Drupp: Beim Thema Ungleichheit und Umweltschutz kommt es darauf an, wie die Kosten und die positiven Auswirkungen des Umweltschutzes verteilt sind. Meine Arbeit widmet sich den positiven Auswirkungen. Wir müssen den Wert von Umweltschutz aber erst beziffern, da die Natur kein herkömmliches Preisschild trägt. Die Ergebnisse von fast allen bisherigen Umweltbewertungsstudien deuten darauf hin, dass ärmere Haushalte der Natur zwar einen absolut gesehen geringeren Wert beimessen als reichere Haushalte, dass sie Natur aber relativ zum Einkommen höher bewerten. Meine Dissertation zeigt nun, dass sich gesamtgesellschaftlich eine höhere Wertschätzung für Natur ergibt, wenn wir in „Robin-Hood-Manier“ Einkommen von Reich zu Arm umverteilen. Eine geringere Einkommensungleichheit sollte somit zu mehr Umwelt- und Naturschutz führen.
Welche Schlüsse können aus Ihren Forschungsergebnissen gezogen werden?
Drupp: Mit den Ergebnissen meiner Forschung können Bewertungsrichtlinien für öffentliche Projekte, wie zum Beispiel die Elbvertiefung, weiterentwickelt werden. Dementsprechend habe ich konkrete Vorschläge gemacht, etwa zur Analyse der Veränderung der relativen Knappheit von Natur, die zum Teil schon aufgegriffen wurden. So wird nun in den Niederlanden empfohlen, langfristige Umweltverbesserungen höher zu bewerten, da die Natur als begrenzt austauschbar angesehen wird. Insgesamt sollten Projekte im Sinne einer nachhaltigen Entwicklung anders bewertet und zukünftig verstärkt umgesetzt werden.
Herr Müller, zu welchem Thema haben Sie in Ihrer Dissertation geforscht?
Müller: Ich habe mich damit befasst, wie Küstenökosysteme, insbesondere Salzwiesen, durch Kohlenstoff-Speicherung, also der dauerhaften Bindung von CO2 aus der Atmosphäre, substanziell zum Klimaschutz beitragen Im Fokus standen dabei unterschiedliche Einflüsse des globalen Wandels, wie Meeresspiegelanstieg, Landnutzung und Ausbreitung invasiver – also nicht heimischer – Pflanzenarten.

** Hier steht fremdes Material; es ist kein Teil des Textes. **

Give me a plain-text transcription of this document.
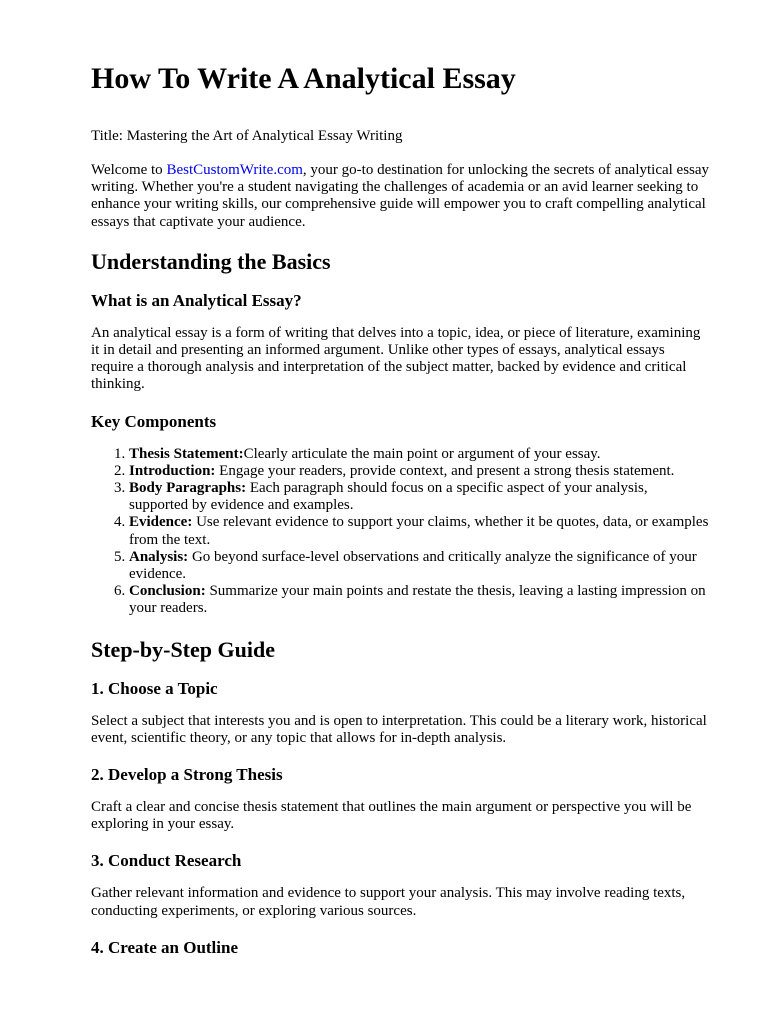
How To Write A Analytical Essay

Title: Mastering the Art of Analytical Essay Writing

Welcome to BestCustomWrite.com, your go-to destination for unlocking the secrets of analytical essay writing. Whether you're a student navigating the challenges of academia or an avid learner seeking to enhance your writing skills, our comprehensive guide will empower you to craft compelling analytical essays that captivate your audience.

Understanding the Basics
What is an Analytical Essay?

An analytical essay is a form of writing that delves into a topic, idea, or piece of literature, examining it in detail and presenting an informed argument. Unlike other types of essays, analytical essays require a thorough analysis and interpretation of the subject matter, backed by evidence and critical thinking.

Key Components
1. Thesis Statement:Clearly articulate the main point or argument of your essay.
2. Introduction: Engage your readers, provide context, and present a strong thesis statement.
3. Body Paragraphs: Each paragraph should focus on a specific aspect of your analysis, supported by evidence and examples.
4. Evidence: Use relevant evidence to support your claims, whether it be quotes, data, or examples from the text.
5. Analysis: Go beyond surface-level observations and critically analyze the significance of your evidence.
6. Conclusion: Summarize your main points and restate the thesis, leaving a lasting impression on your readers.
Step-by-Step Guide
1. Choose a Topic

Select a subject that interests you and is open to interpretation. This could be a literary work, historical event, scientific theory, or any topic that allows for in-depth analysis.

2. Develop a Strong Thesis

Craft a clear and concise thesis statement that outlines the main argument or perspective you will be exploring in your essay.

3. Conduct Research

Gather relevant information and evidence to support your analysis. This may involve reading texts, conducting experiments, or exploring various sources.

4. Create an Outline
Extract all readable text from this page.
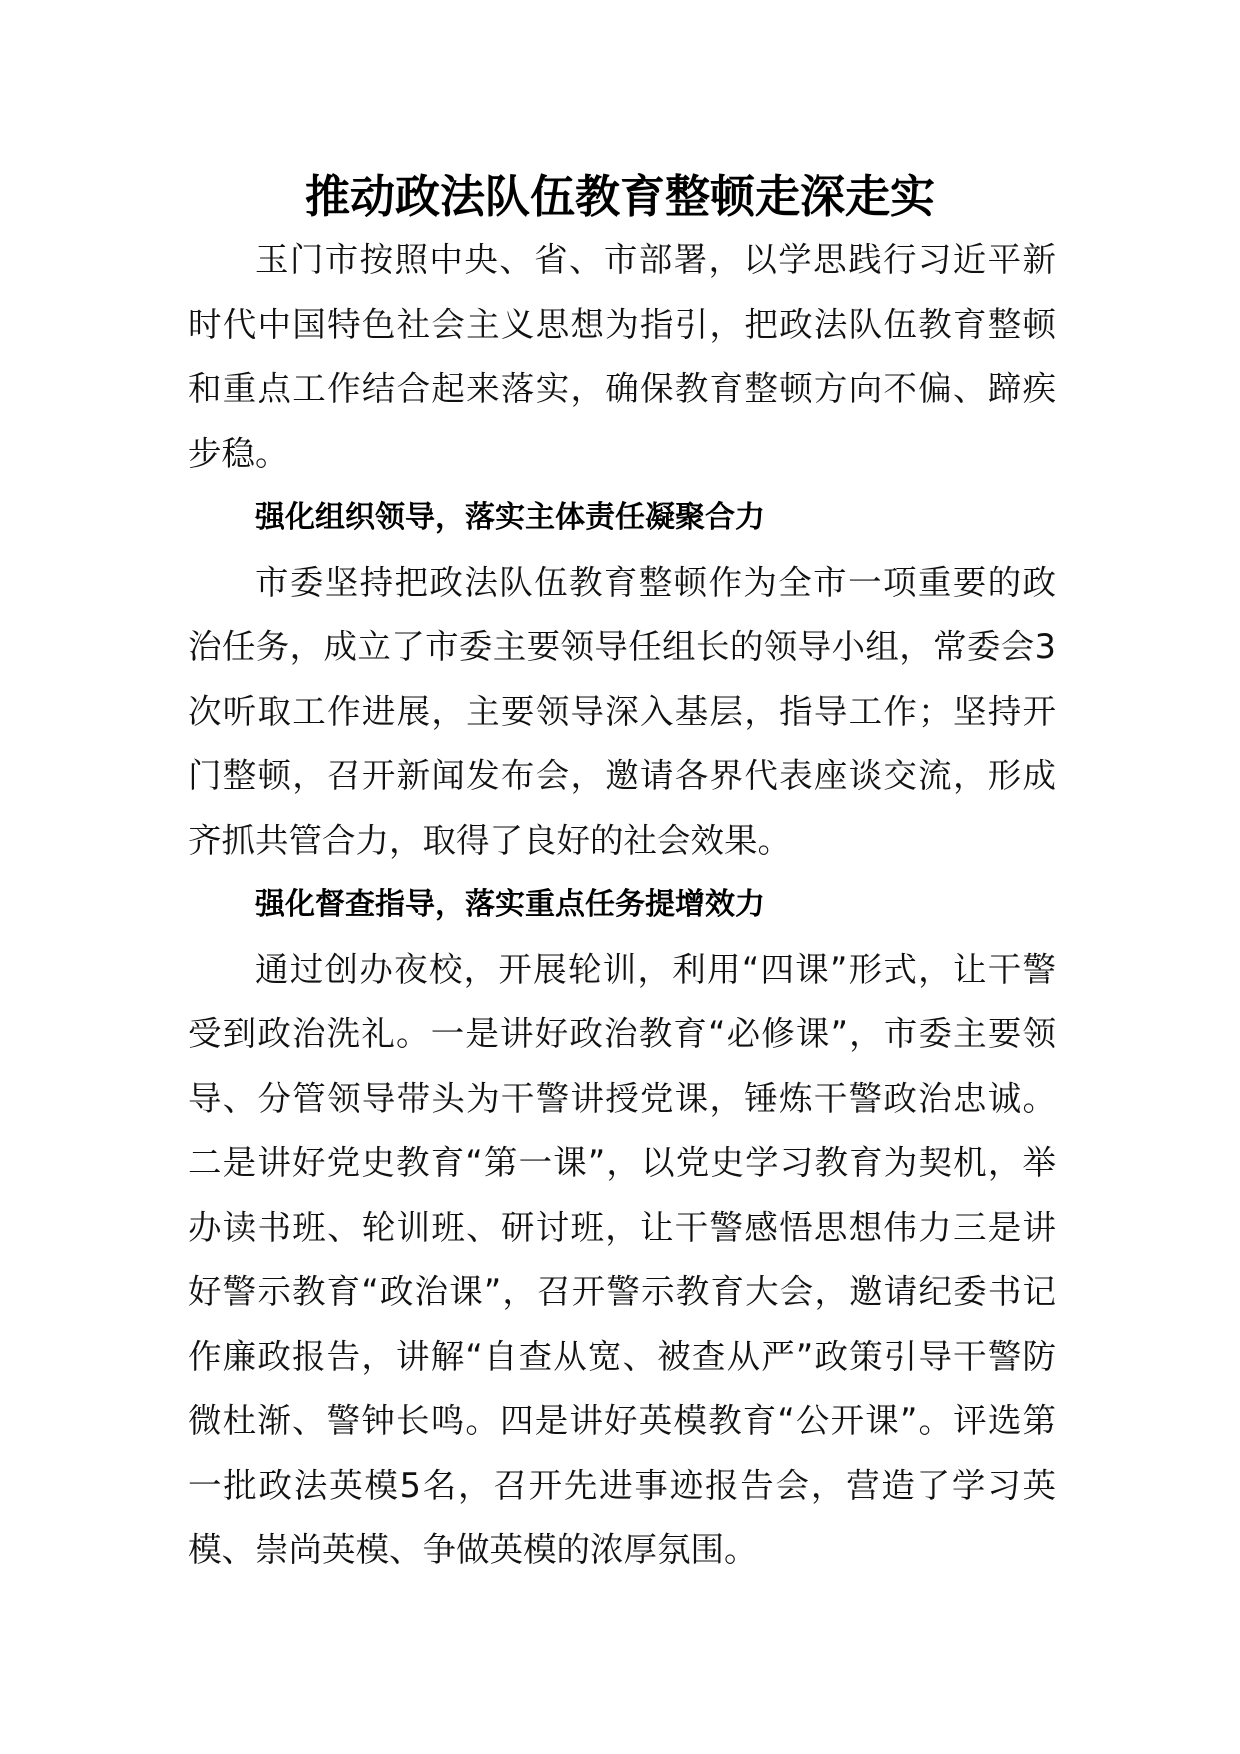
推动政法队伍教育整顿走深走实

玉门市按照中央、省、市部署，以学思践行习近平新时代中国特色社会主义思想为指引，把政法队伍教育整顿和重点工作结合起来落实，确保教育整顿方向不偏、蹄疾步稳。

强化组织领导，落实主体责任凝聚合力

市委坚持把政法队伍教育整顿作为全市一项重要的政治任务，成立了市委主要领导任组长的领导小组，常委会3次听取工作进展，主要领导深入基层，指导工作；坚持开门整顿，召开新闻发布会，邀请各界代表座谈交流，形成齐抓共管合力，取得了良好的社会效果。

强化督查指导，落实重点任务提增效力

通过创办夜校，开展轮训，利用“四课”形式，让干警受到政治洗礼。一是讲好政治教育“必修课”，市委主要领导、分管领导带头为干警讲授党课，锤炼干警政治忠诚。二是讲好党史教育“第一课”，以党史学习教育为契机，举办读书班、轮训班、研讨班，让干警感悟思想伟力三是讲好警示教育“政治课”，召开警示教育大会，邀请纪委书记作廉政报告，讲解“自查从宽、被查从严”政策引导干警防微杜渐、警钟长鸣。四是讲好英模教育“公开课”。评选第一批政法英模5名，召开先进事迹报告会，营造了学习英模、崇尚英模、争做英模的浓厚氛围。
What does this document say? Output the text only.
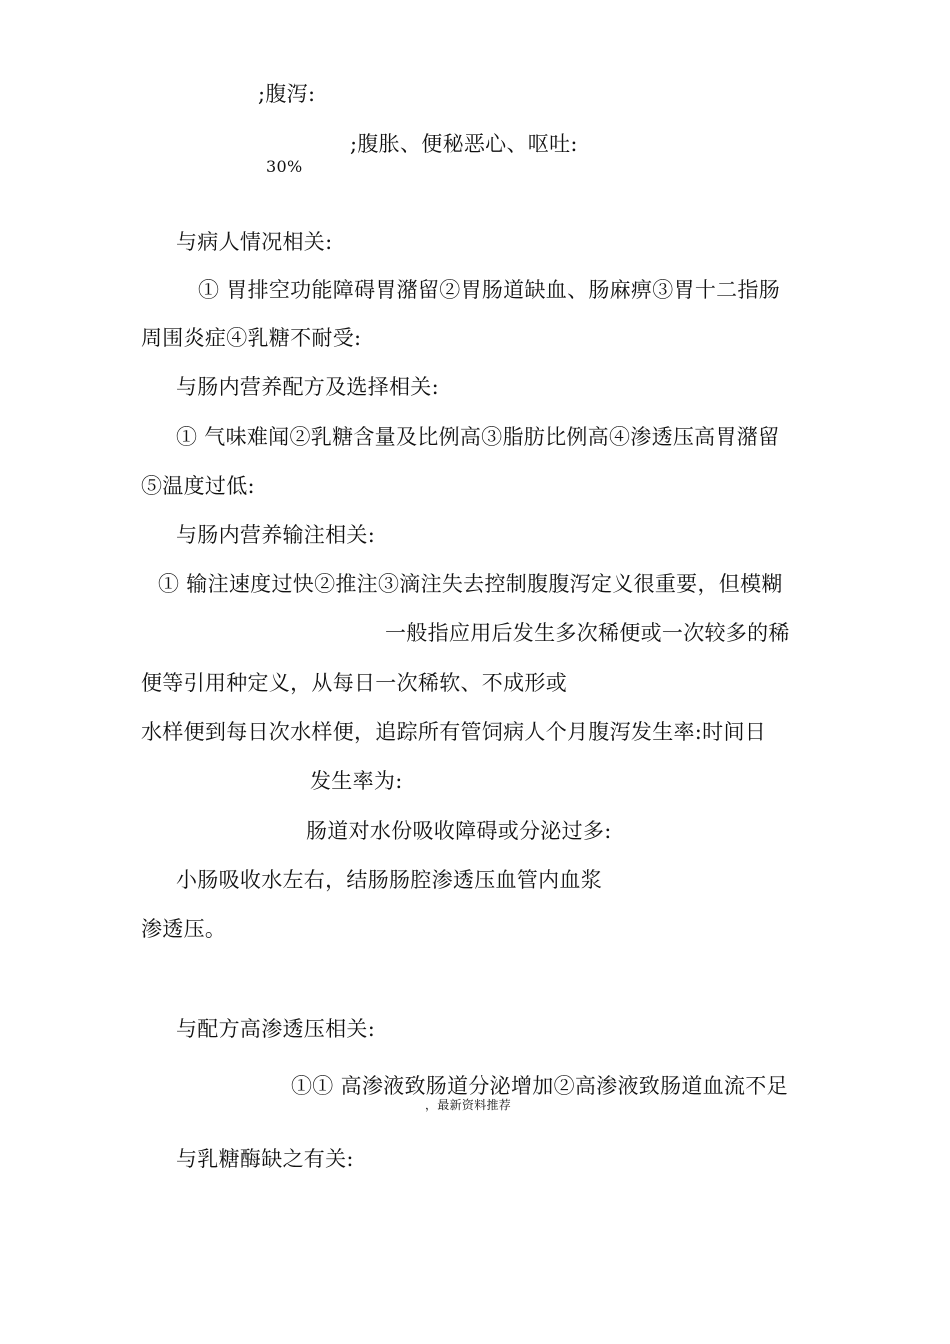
;腹泻:
;腹胀、便秘恶心、呕吐:
30%
与病人情况相关:
① 胃排空功能障碍胃潴留②胃肠道缺血、肠麻痹③胃十二指肠
周围炎症④乳糖不耐受:
与肠内营养配方及选择相关:
① 气味难闻②乳糖含量及比例高③脂肪比例高④渗透压高胃潴留
⑤温度过低:
与肠内营养输注相关:
① 输注速度过快②推注③滴注失去控制腹腹泻定义很重要，但模糊
一般指应用后发生多次稀便或一次较多的稀
便等引用种定义，从每日一次稀软、不成形或
水样便到每日次水样便，追踪所有管饲病人个月腹泻发生率:时间日
发生率为:
肠道对水份吸收障碍或分泌过多:
小肠吸收水左右，结肠肠腔渗透压血管内血浆
渗透压。
与配方高渗透压相关:
①① 高渗液致肠道分泌增加②高渗液致肠道血流不足
，最新资料推荐
与乳糖酶缺之有关:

Warum können die Salzwiesen so viel Kohlenstoff speichern?
Müller: Aus drei Gründen: Zum einen ist ihre Vegetation extrem produktiv und bindet damit so viel Kohlenstoff wie beispielsweise tropische Regenwälder, zum anderen ist der Abbau des gebundenen Kohlenstoffs durch die nassen und sauerstofffreien Bedingungen des Bodens gehemmt. Zudem wird zusätzlich Kohlenstoff durch Überflutung aus angrenzenden, marinen Ökosystemen eingebracht.
Was würde ein klimawandelbedingter Anstieg des Meeresspiegels für die untersuchten Kohlenstoffspeicher bedeuten?
Müller: Solange die Salzwiesen mit dem beschleunigten Meeresspiegelanstieg mithalten können, steigert der Meeresspiegelanstieg sogar die Kapazität zur Kohlenstoff-Speicherung. Unsere Wattenmeer-Salzwiesen wachsen tatsächlich schnell genug mit dem prognostizierten Anstieg mit; das ist aber anderswo in der Welt keineswegs der Fall.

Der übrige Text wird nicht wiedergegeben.